The High Priestess, so ethereal on her throne, is the guardian of sacred knowledge and all that lies hidden in the interior. She represents the unconscious and the unspoken, that which is found beyond the rational mind. She sits between the two pillars of the Temple of Solomon. On the dark, feminine pillar, B (Boaz) is inscribed, representing severity, and on the light, masculine pillar, J (Jachin), representing mercy. On her lap rests the partially hidden scroll of the Sefer Torah, the most sacred text in Judaism, and underneath her left foot she has pinned the Crescent Moon. She is not slave to her intuition, but Mistress over it.

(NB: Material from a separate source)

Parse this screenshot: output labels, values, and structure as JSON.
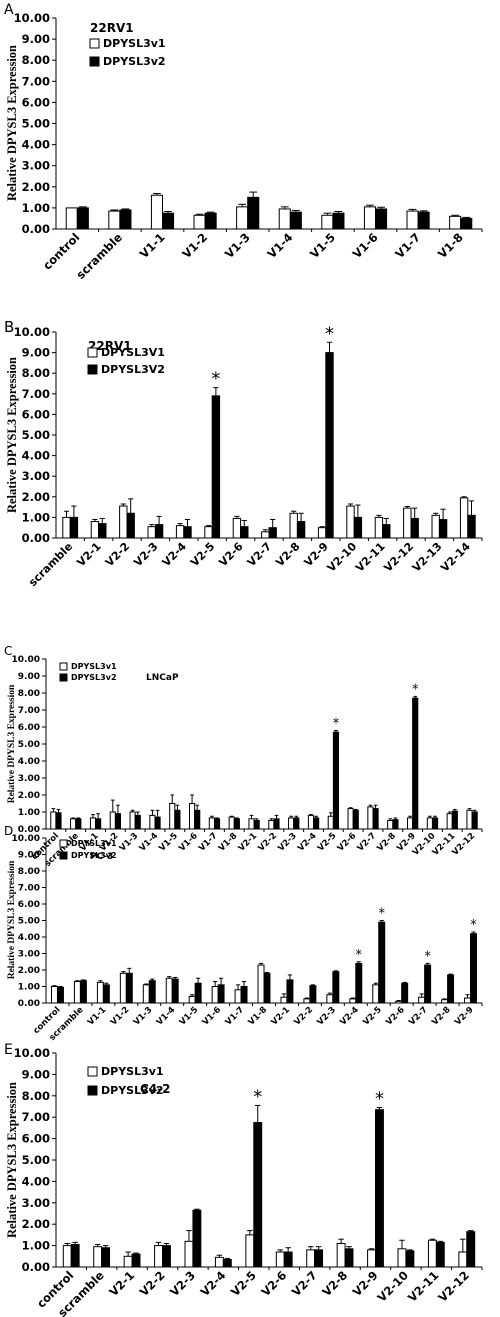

She is not seductive or swollen with pregnancy like other female representations in the Tarot. In her holiness and solitude, she embodies the invitation of unrealized potential. She is perfectly passive in her poise, balancing the active will of The Magician. She is the deep, still and dark waters of the feeling self, holding the promise of sacred knowledge should we dare to pierce the veil. The High Priestess calls us to plunge inwards on a companion-less path, where we will likely only go with some trepidation, for as Hamlet so lamented in his rumination on surrender into the unknowable hereafter; “what dreams may come?”